Les principaux leviers d’optimisation
Le plan d’épargne retraite (PER) permet de déduire les versements du revenu imposable, dans la limite d’un plafond calculé en fonction des revenus professionnels. Pour un contribuable imposé à la tranche marginale de 30 %, verser 5 000 € sur un PER réduit l’impôt de 1 500 €. L’emploi d’un salarié à domicile ouvre droit à un crédit d’impôt de 50 % des dépenses, plafonné à 12 000 € par an (majoré de 1 500 € par enfant à charge).

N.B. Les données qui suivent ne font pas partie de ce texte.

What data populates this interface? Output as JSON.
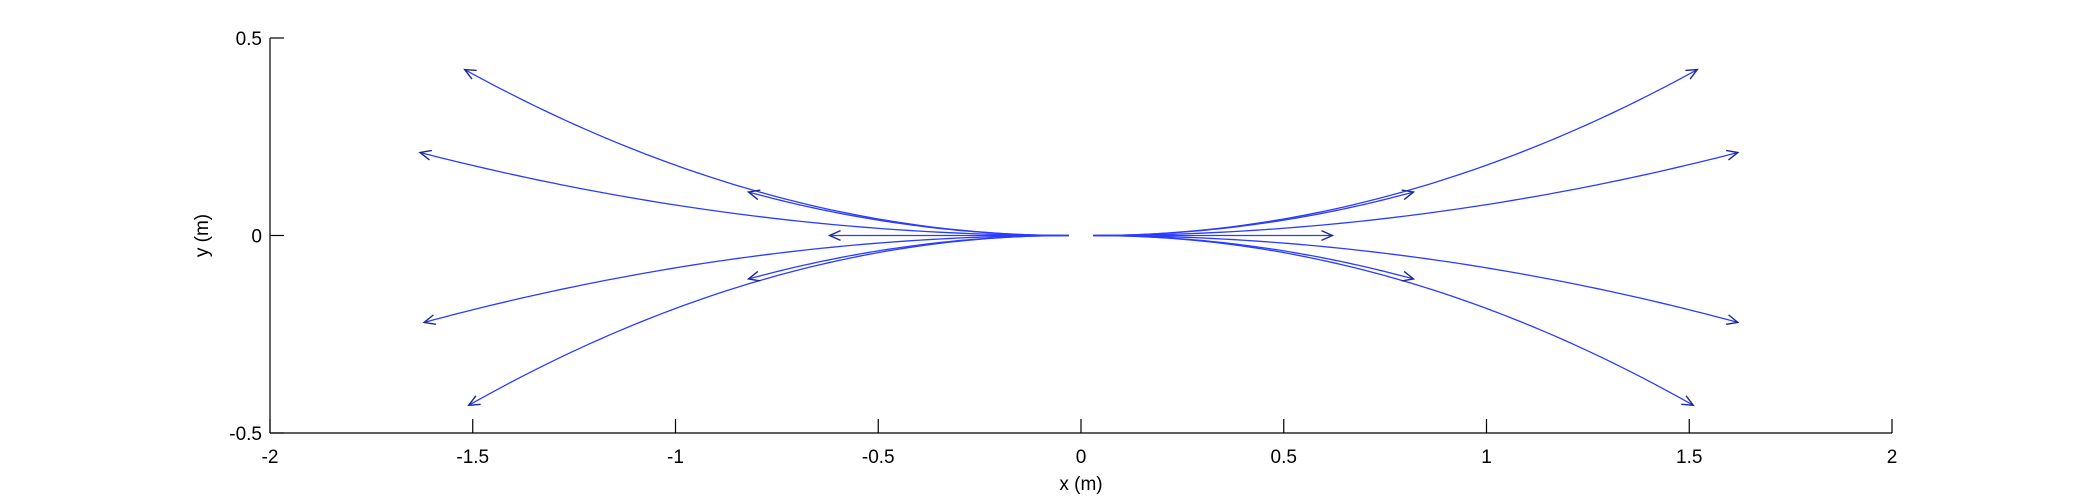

Les dons à des organismes d’intérêt général donnent droit à une réduction de 66 % du montant, dans la limite de 20 % du revenu imposable.
Le plafonnement global des niches fiscales limite à 10 000 € par an le total des avantages fiscaux liés aux investissements et services à la personne (hors dons et Sofica). Ce plafond monte à 18 000 € pour les investissements outre-mer et le cinéma (Sofica). Pour les contribuables qui atteignent ce plafond, l’épargne retraite (PER) constitue une voie complémentaire car les versements déductibles ne sont pas comptés dans le plafonnement des niches. Chaque situation mérite une analyse personnalisée pour combiner les dispositifs de manière optimale.